Decimos rendijas estrechas y no podríamos dar una idea más atinada de esas callejuelas oscuras, apiñadas, angulosas, que tenían a ambos lados caserones de ocho pisos. Eran unos caserones tan decrépitos que, en las calles de La Chanvrerie y de La Petite-Truanderie, las fachadas hallaban apoyo en unas vigas que iban de una casa a otra. La calle era estrecha, y el arroyo, ancho, de forma tal que el viandante siempre iba pisando un empedrado húmedo y caminaba pegado a comercios semejantes a sótanos, gruesos mojones con aros de hierro, montones tremendos de basura y puertas de pasillos de entrada que defendían gigantescas verjas circulares. La calle de Rambuteau acabó con todo aquello.
La calle de Mondétour escenifica a la perfección las sinuosidades de todas aquellas vías públicas. Un poco más allá, las representaba aún mejor la que iba a dar a la calle de Mondétour.
El transeúnte que entraba en la calle de Saint-Denis desde la calle de La Chanvrerie veía cómo se iba ésta estrechando poco a poco según avanzaba, como si se hubiera metido en un embudo alargado. Al final de la calle, que era muy corta, le cerraba el paso, por el lado del Mercado Central, una hilera alta de casas y habría creído que estaba en un callejón sin salida si no hubiera visto, a derecha e izquierda, dos zanjas negras por las que podía evadirse.

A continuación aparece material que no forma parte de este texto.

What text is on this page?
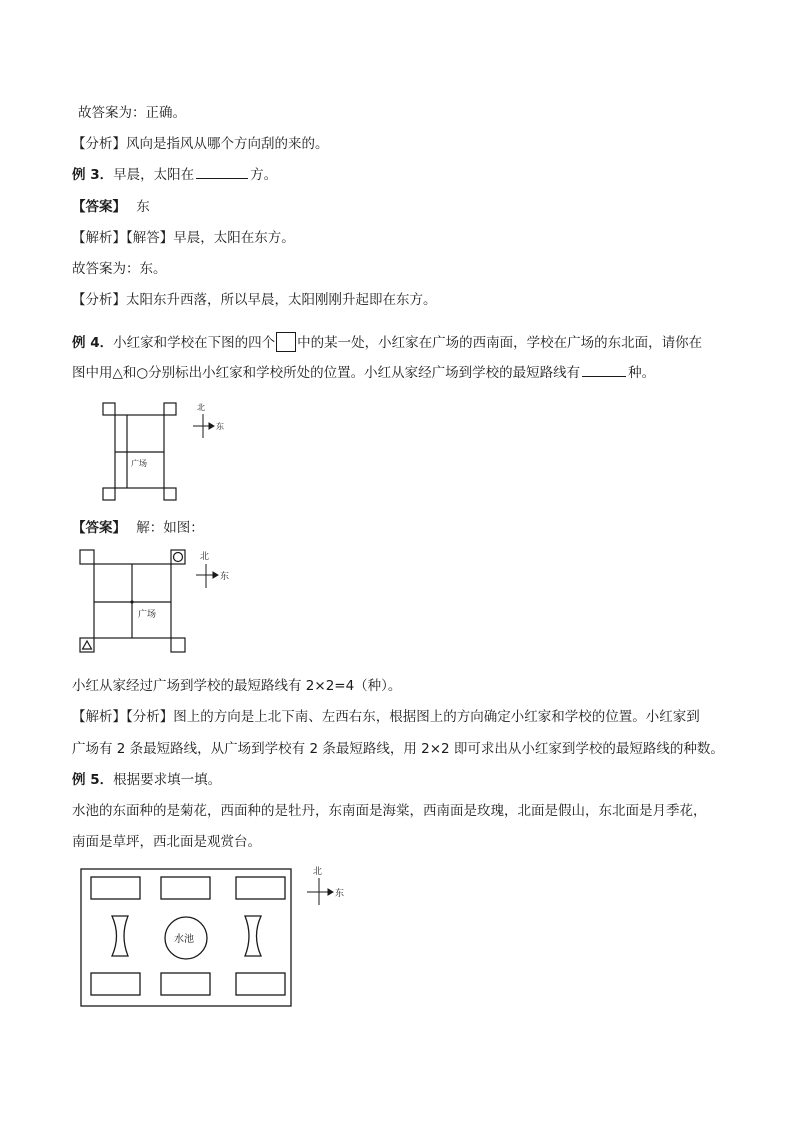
故答案为：正确。
【分析】风向是指风从哪个方向刮的来的。
例 3．早晨，太阳在	方。
【答案】 东
【解析】【解答】早晨，太阳在东方。
故答案为：东。
【分析】太阳东升西落，所以早晨，太阳刚刚升起即在东方。
例 4．小红家和学校在下图的四个 中的某一处，小红家在广场的西南面，学校在广场的东北面，请你在
图中用△和○分别标出小红家和学校所处的位置。小红从家经广场到学校的最短路线有	种。
广场
北
东
【答案】 解：如图：
广场
北
东
小红从家经过广场到学校的最短路线有 2×2=4（种）。
【解析】【分析】图上的方向是上北下南、左西右东，根据图上的方向确定小红家和学校的位置。小红家到
广场有 2 条最短路线，从广场到学校有 2 条最短路线，用 2×2 即可求出从小红家到学校的最短路线的种数。
例 5．根据要求填一填。
水池的东面种的是菊花，西面种的是牡丹，东南面是海棠，西南面是玫瑰，北面是假山，东北面是月季花，
南面是草坪，西北面是观赏台。
水池
北
东
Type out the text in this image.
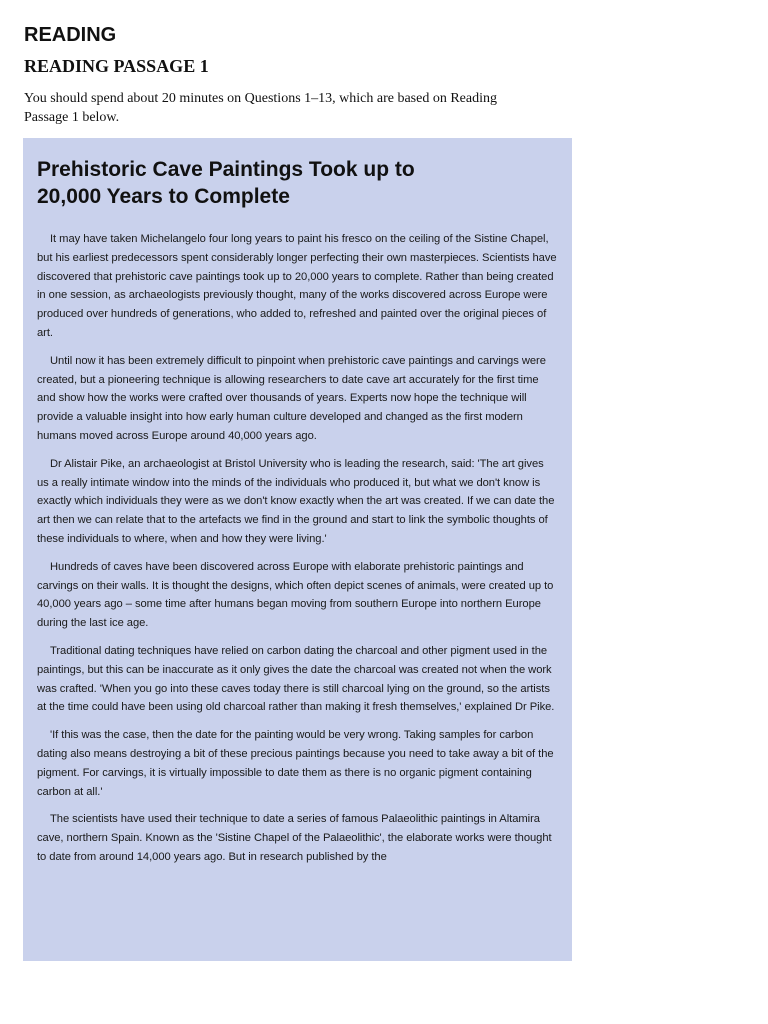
READING
READING PASSAGE 1

You should spend about 20 minutes on Questions 1–13, which are based on Reading Passage 1 below.

Prehistoric Cave Paintings Took up to 20,000 Years to Complete

It may have taken Michelangelo four long years to paint his fresco on the ceiling of the Sistine Chapel, but his earliest predecessors spent considerably longer perfecting their own masterpieces. Scientists have discovered that prehistoric cave paintings took up to 20,000 years to complete. Rather than being created in one session, as archaeologists previously thought, many of the works discovered across Europe were produced over hundreds of generations, who added to, refreshed and painted over the original pieces of art.

Until now it has been extremely difficult to pinpoint when prehistoric cave paintings and carvings were created, but a pioneering technique is allowing researchers to date cave art accurately for the first time and show how the works were crafted over thousands of years. Experts now hope the technique will provide a valuable insight into how early human culture developed and changed as the first modern humans moved across Europe around 40,000 years ago.

Dr Alistair Pike, an archaeologist at Bristol University who is leading the research, said: 'The art gives us a really intimate window into the minds of the individuals who produced it, but what we don't know is exactly which individuals they were as we don't know exactly when the art was created. If we can date the art then we can relate that to the artefacts we find in the ground and start to link the symbolic thoughts of these individuals to where, when and how they were living.'

Hundreds of caves have been discovered across Europe with elaborate prehistoric paintings and carvings on their walls. It is thought the designs, which often depict scenes of animals, were created up to 40,000 years ago – some time after humans began moving from southern Europe into northern Europe during the last ice age.

Traditional dating techniques have relied on carbon dating the charcoal and other pigment used in the paintings, but this can be inaccurate as it only gives the date the charcoal was created not when the work was crafted. 'When you go into these caves today there is still charcoal lying on the ground, so the artists at the time could have been using old charcoal rather than making it fresh themselves,' explained Dr Pike.

'If this was the case, then the date for the painting would be very wrong. Taking samples for carbon dating also means destroying a bit of these precious paintings because you need to take away a bit of the pigment. For carvings, it is virtually impossible to date them as there is no organic pigment containing carbon at all.'

The scientists have used their technique to date a series of famous Palaeolithic paintings in Altamira cave, northern Spain. Known as the 'Sistine Chapel of the Palaeolithic', the elaborate works were thought to date from around 14,000 years ago. But in research published by the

Eran la calle de Mondétour, que por una punta desembocaba en la calle de Les Prêcheurs y, por la otra, en la calle de Le Cygne, y la calle de La Petite-Truanderie. Al fondo de esa especie de callejón sin salida, en la esquina de la zanja de la derecha, podía verse una casa menos alta que las otras que formaba un saliente en la calle como si fuera un cabo.
En esa casa de sólo dos pisos existía despreocupadamente desde hacía más de trescientos años una taberna ilustre. Dicha taberna ponía un alegre escándalo en el mismo lugar que el antiguo poeta Théophile señalaba con estos dos versos:
Ahí oscila el esqueleto horrible
de un pobre amante que se ahorcó.
El sitio era bueno, y los taberneros iban turnándose, de padre a hijo.
En tiempos de Mathurin Régnier la taberna se llamaba Le Pot-aux-Roses y, como estaban de moda los jeroglíficos, en el cartel habían dibujado un poste de color de rosa. El siglo pasado, el muy digno de consideración Natoire, uno de los maestros de la pintura que hoy desdeña la escuela rígida, tras emborracharse varias veces en esa taberna en la misma mesa en que se había emborrachado también Régnier, pintó, a modo de agradecimiento, un racimo de uvas de Corinto en el poste rosa. El tabernero se alegró tanto que cambió el rótulo y mandó pintar en letras doradas, encima del racimo, las siguientes palabras: (Las uvas de Corinto). De ahí el nombre de Corinthe. Nada más natural en los borrachos que las elipsis. La elipsis es el zigzag de la frase. destronó poco a poco . Y el último tabernero de la dinastía, Hucheloup, que no tenía ya ni idea de la tradición, mandó pintar el poste de azul.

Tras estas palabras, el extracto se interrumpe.